Programming languages need new, error-oriented datatypes, such as probability density functions, Hyman adds. "If you look at Fortran or C or C++, we have reals and scalars, integers, characters, and functions. Nowhere in there can you find a datatype that will handle a pdf. Everyone builds them themselves, and they're completely incompatible."
Linda Petzold of the University of California at Santa Barbara described an effort she's led, using "reduced" models of chemical kinetics, to quantify uncertainty in computer simulations. Chemical engineers and environmental chemists frequently deal with systems involving thousands of reactions among hundreds of chemical species. The problem is to identify a manageably sized subset of reactions that account for as much of the dynamics as possible.
"I'm in the business of making uncertainty," she jokingly explains. The question is, "How good are my bad answers?" Abstractly, Petzold's approach amounts to a problem in integer programming. If the full system is described by an equation x' = R_1(x) + R_2(x) + . . . + R_N(x) (x being a vector of, say, concentrations of chemical species), the goal is to find a vector of 0's and 1's, (k_1, k_2, . . . , k_N), with k_1 + k_2 + . . . + K_N = K << N, such that the solution y to the "reduced" equation y´ = k_1R_(y) + k_2R_2(y) + . . . + k_NR_N(y) is as close as possible to the "true" solution, subject to the restriction on the number of nonzero k's.

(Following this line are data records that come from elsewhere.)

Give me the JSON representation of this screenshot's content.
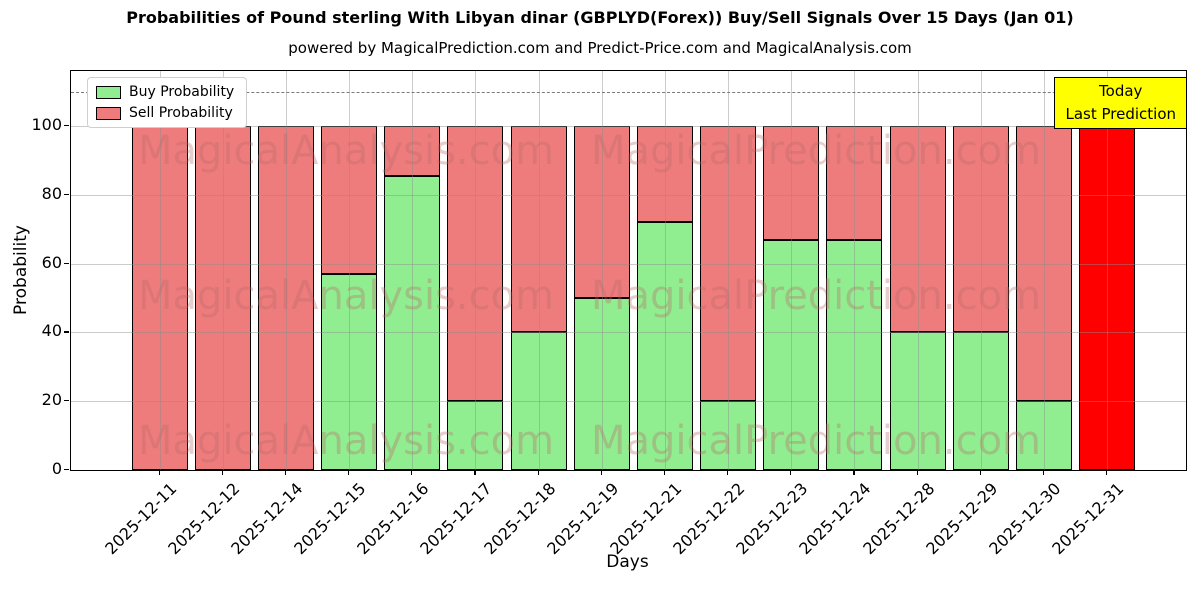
{
  "title": "Probabilities of Pound sterling With Libyan dinar (GBPLYD(Forex)) Buy/Sell Signals Over 15 Days (Jan 01)",
  "subtitle": "powered by MagicalPrediction.com and Predict-Price.com and MagicalAnalysis.com",
  "legend": {
    "buy_label": "Buy Probability",
    "sell_label": "Sell Probability"
  },
  "today_annotation": {
    "line1": "Today",
    "line2": "Last Prediction"
  },
  "watermarks": [
    "MagicalAnalysis.com",
    "MagicalPrediction.com"
  ],
  "colors": {
    "buy": "#90ee90",
    "sell": "#ee7c7c",
    "today_bar": "#ff0000",
    "annotation_bg": "#ffff00",
    "grid": "#8c8c8c",
    "bar_edge": "#000000"
  },
  "chart_data": {
    "type": "bar",
    "stacked": true,
    "title": "Probabilities of Pound sterling With Libyan dinar (GBPLYD(Forex)) Buy/Sell Signals Over 15 Days (Jan 01)",
    "xlabel": "Days",
    "ylabel": "Probability",
    "categories": [
      "2025-12-11",
      "2025-12-12",
      "2025-12-14",
      "2025-12-15",
      "2025-12-16",
      "2025-12-17",
      "2025-12-18",
      "2025-12-19",
      "2025-12-21",
      "2025-12-22",
      "2025-12-23",
      "2025-12-24",
      "2025-12-28",
      "2025-12-29",
      "2025-12-30",
      "2025-12-31"
    ],
    "series": [
      {
        "name": "Buy Probability",
        "color": "#90ee90",
        "values": [
          0,
          0,
          0,
          57,
          85.5,
          20,
          40,
          50,
          72,
          20,
          67,
          67,
          40,
          40,
          20,
          0
        ]
      },
      {
        "name": "Sell Probability",
        "color": "#ee7c7c",
        "values": [
          100,
          100,
          100,
          43,
          14.5,
          80,
          60,
          50,
          28,
          80,
          33,
          33,
          60,
          60,
          80,
          100
        ]
      }
    ],
    "today_bar": {
      "category": "2025-12-31",
      "index": 15,
      "color": "#ff0000"
    },
    "yticks": [
      0,
      20,
      40,
      60,
      80,
      100
    ],
    "ylim": [
      0,
      116
    ],
    "dashed_line_y": 110,
    "grid": true,
    "legend_position": "upper left"
  }
}
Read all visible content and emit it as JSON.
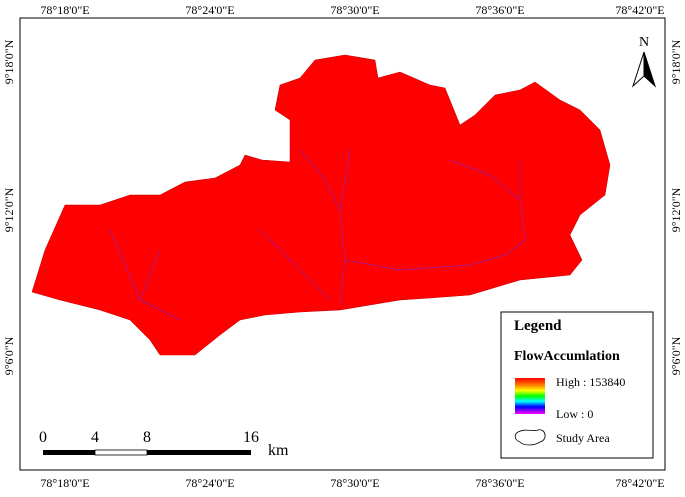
{
  "map": {
    "north": "N",
    "top_labels": [
      "78°18'0\"E",
      "78°24'0\"E",
      "78°30'0\"E",
      "78°36'0\"E",
      "78°42'0\"E"
    ],
    "bottom_labels": [
      "78°18'0\"E",
      "78°24'0\"E",
      "78°30'0\"E",
      "78°36'0\"E",
      "78°42'0\"E"
    ],
    "left_labels": [
      "9°18'0\"N",
      "9°12'0\"N",
      "9°6'0\"N"
    ],
    "right_labels": [
      "9°18'0\"N",
      "9°12'0\"N",
      "9°6'0\"N"
    ],
    "legend": {
      "title": "Legend",
      "layer": "FlowAccumlation",
      "high": "High : 153840",
      "low": "Low : 0",
      "study_area": "Study Area"
    },
    "scale": {
      "labels": [
        "0",
        "4",
        "8",
        "16"
      ],
      "unit": "km"
    }
  }
}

"I'd like to have the reduced mechanism be able to give insights," Petzold says. "But at the same time it should be simpler and much cheaper to evaluate than the original system."
The problem is that, although there's a well-developed theory for linear integer programming, the component reactions in chemical kinetics tend to be nonlinear. "There's been amazingly little work on nonlinear integer programming problems," Petzold observes. The uncertainty toolchest, it seems, has little in it beyond a hammer, a pair of pliers, and a few scraps of sandpaper.
Barry A. Cipra is a mathematician and writer based in Northfield, Minnesota.